Peter Oliver

Professor Oliver was a Professor of History at York University for over 40 years, beginning as a full time lecturer in 1965. His work focused mainly on the political and legal history of Ontario in the 19th and 20th centuries, as well as correctional history and penology. He was noted for his work on a variety of Ontario politicians, being recognized as one of the premier historians of the province’s political history. From 1967 until 1977, he wrote the annual survey of Ontario for the Canadian Annual Review, and in 1971, the Ontario Historical Series Trustees made Prof. Oliver the associate editor of a comprehensive history of Ontario. From 1971 to 1993, that series grew to 31 volumes.

This impressive body of work garnered Prof. Oliver a number of awards. He won the Cruikshank Medal of the Ontario Historical Society in 1971 for his contributions to professional historical writing. His biography of Howard Ferguson was short-listed for the Canadian Historical Association’s MacDonald Prize, being given special mention by the Association. For his commitment to Ontario history and to Canadian legal history, he won the Guthrie Award in 1997, given by the Ontario Law Foundation for ‘outstanding public service’ and ‘excellence in the legal profession.’ In 2001 he was made a member of the Order of Ontario, and in 2002 he received the Queen’s Jubilee Medal.

Prof. Oliver was editor-in-chief of the Osgoode Society for Canadian Legal History from 1979 until 2006. During his tenure, the Society published 66 works on Canadian legal history, including two works by Prof. Oliver himself. He was greatly respected by his colleagues in a variety of academic disciplines. As a testament to his great contributions to Canadian legal and political history, the Osgoode Society published Essays in the History of Law: Volume X – A Tribute to Peter N. Oliver (Toronto: Osgoode Society for Canadian Legal History and University of Toronto Press, 2008), a collection of essays honouring Prof. Oliver’s legacy.

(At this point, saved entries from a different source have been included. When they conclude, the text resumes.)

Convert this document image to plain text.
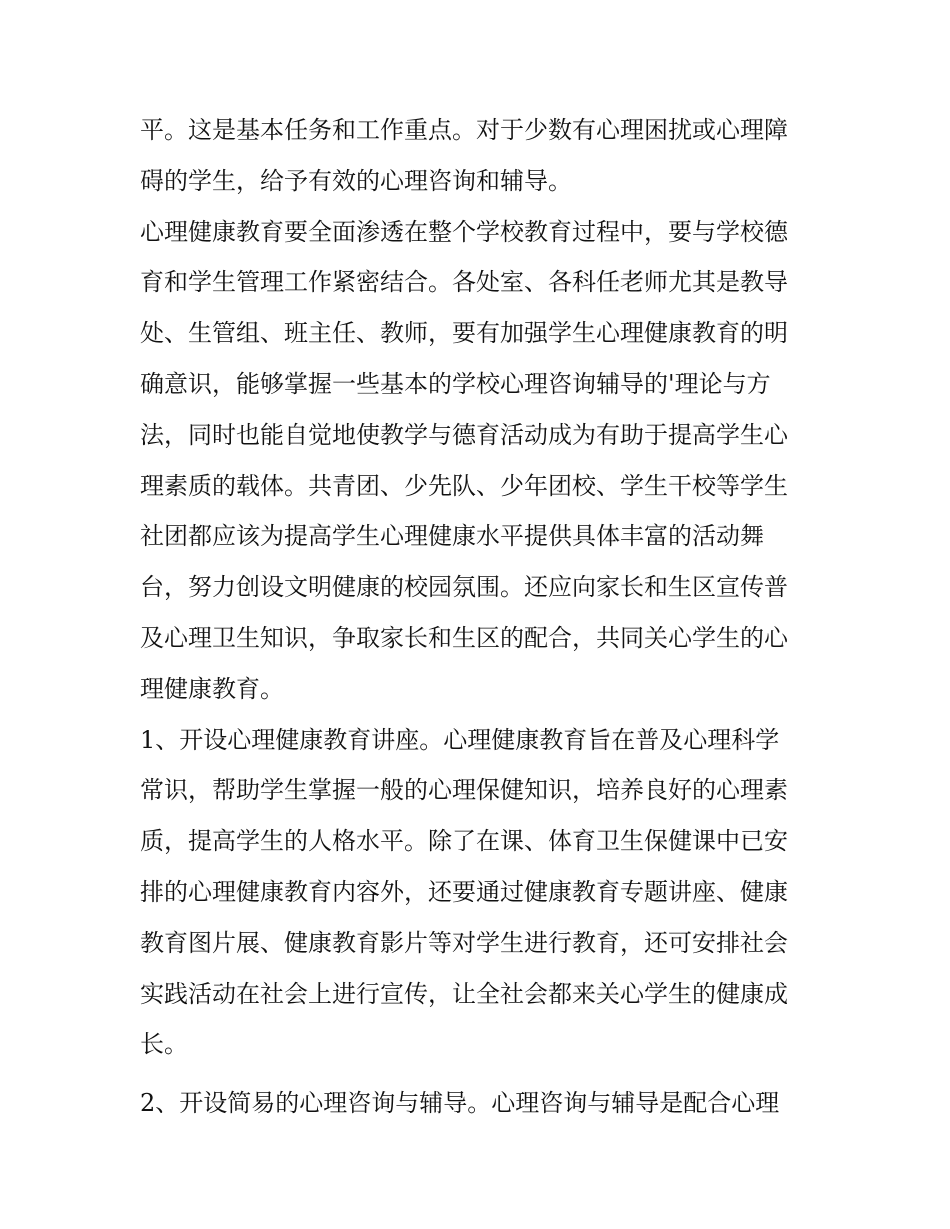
平。这是基本任务和工作重点。对于少数有心理困扰或心理障
碍的学生，给予有效的心理咨询和辅导。
心理健康教育要全面渗透在整个学校教育过程中，要与学校德
育和学生管理工作紧密结合。各处室、各科任老师尤其是教导
处、生管组、班主任、教师，要有加强学生心理健康教育的明
确意识，能够掌握一些基本的学校心理咨询辅导的'理论与方
法，同时也能自觉地使教学与德育活动成为有助于提高学生心
理素质的载体。共青团、少先队、少年团校、学生干校等学生
社团都应该为提高学生心理健康水平提供具体丰富的活动舞
台，努力创设文明健康的校园氛围。还应向家长和生区宣传普
及心理卫生知识，争取家长和生区的配合，共同关心学生的心
理健康教育。
1、开设心理健康教育讲座。心理健康教育旨在普及心理科学
常识，帮助学生掌握一般的心理保健知识，培养良好的心理素
质，提高学生的人格水平。除了在课、体育卫生保健课中已安
排的心理健康教育内容外，还要通过健康教育专题讲座、健康
教育图片展、健康教育影片等对学生进行教育，还可安排社会
实践活动在社会上进行宣传，让全社会都来关心学生的健康成
长。
2、开设简易的心理咨询与辅导。心理咨询与辅导是配合心理
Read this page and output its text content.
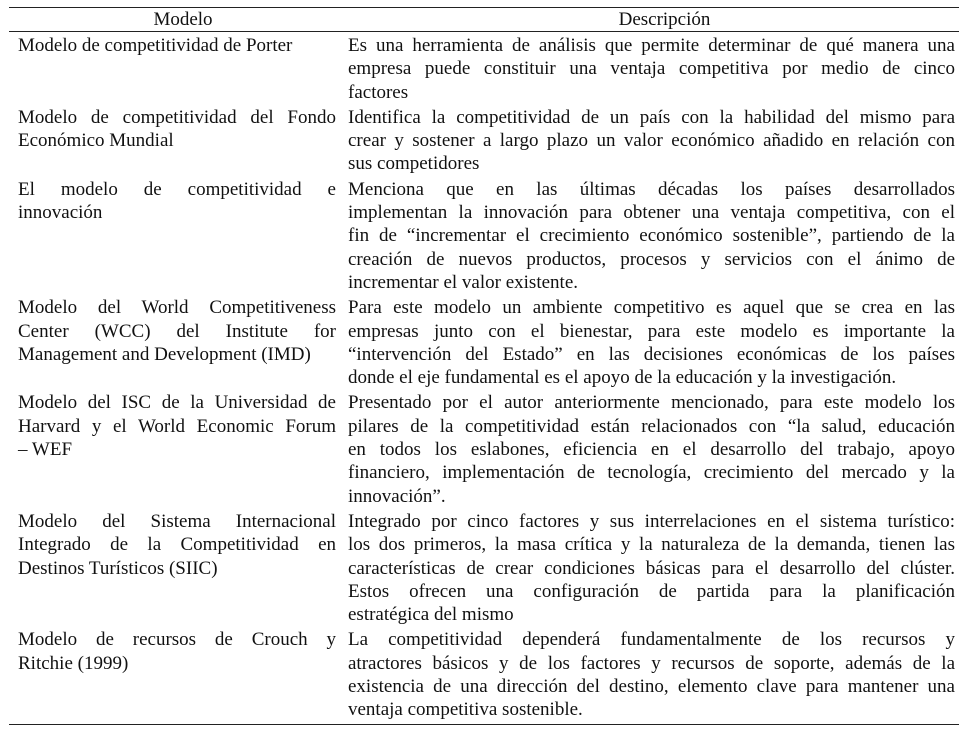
Modelo	Descripción
Modelo de competitividad de Porter	Es una herramienta de análisis que permite determinar de qué manera una
empresa puede constituir una ventaja competitiva por medio de cinco
factores
Modelo de competitividad del Fondo
Económico Mundial
Identifica la competitividad de un país con la habilidad del mismo para
crear y sostener a largo plazo un valor económico añadido en relación con
sus competidores
El modelo de competitividad e
innovación
Menciona que en las últimas décadas los países desarrollados
implementan la innovación para obtener una ventaja competitiva, con el
fin de “incrementar el crecimiento económico sostenible”, partiendo de la
creación de nuevos productos, procesos y servicios con el ánimo de
incrementar el valor existente.
Modelo del World Competitiveness
Center (WCC) del Institute for
Management and Development (IMD)
Para este modelo un ambiente competitivo es aquel que se crea en las
empresas junto con el bienestar, para este modelo es importante la
“intervención del Estado” en las decisiones económicas de los países
donde el eje fundamental es el apoyo de la educación y la investigación.
Modelo del ISC de la Universidad de
Harvard y el World Economic Forum
– WEF
Presentado por el autor anteriormente mencionado, para este modelo los
pilares de la competitividad están relacionados con “la salud, educación
en todos los eslabones, eficiencia en el desarrollo del trabajo, apoyo
financiero, implementación de tecnología, crecimiento del mercado y la
innovación”.
Modelo del Sistema Internacional
Integrado de la Competitividad en
Destinos Turísticos (SIIC)
Integrado por cinco factores y sus interrelaciones en el sistema turístico:
los dos primeros, la masa crítica y la naturaleza de la demanda, tienen las
características de crear condiciones básicas para el desarrollo del clúster.
Estos ofrecen una configuración de partida para la planificación
estratégica del mismo
Modelo de recursos de Crouch y
Ritchie (1999)
La competitividad dependerá fundamentalmente de los recursos y
atractores básicos y de los factores y recursos de soporte, además de la
existencia de una dirección del destino, elemento clave para mantener una
ventaja competitiva sostenible.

Osgoode Society for Canadian Legal History Books

Terror to Evil-Doers’: Prisons and Punishments in Nineteenth Century Ontario (Toronto: Osgoode Society for Canadian Legal History and University of Toronto Press 1998). Winner of the J.J. Talman Award of the Ontario Historical Society, 1998.

The Conventional Man: The Diaries of Ontario Chief Justice Robert A. Harrison, 1856-1878 (Toronto: Osgoode Society for Canadian Legal History and University of Toronto Press 2003).

Chapters in Osgoode Society Books

‘Power, Politics and the Law: The Place of the Judiciary in the Historiography of Upper Canada’ in G. Blaine Baker and Jim Phillips, eds., Essays in the History of Canadian Law Volume VIII: In Honour of R.C.B. Risk (Toronto: Osgoode Society and University of Toronto Press, 1999) pp. 443-468.

‘To Govern by Kindness: The First Two Decades of the Mercer Reformatory for Women, in J. Phillips, S. Lewthwaite, and T. Loo, eds., Essays in the History of Canadian Law Volume V: Crime and Criminal Justice (Toronto: Osgoode Society and University of Toronto Press, 1995), pp. 516-572.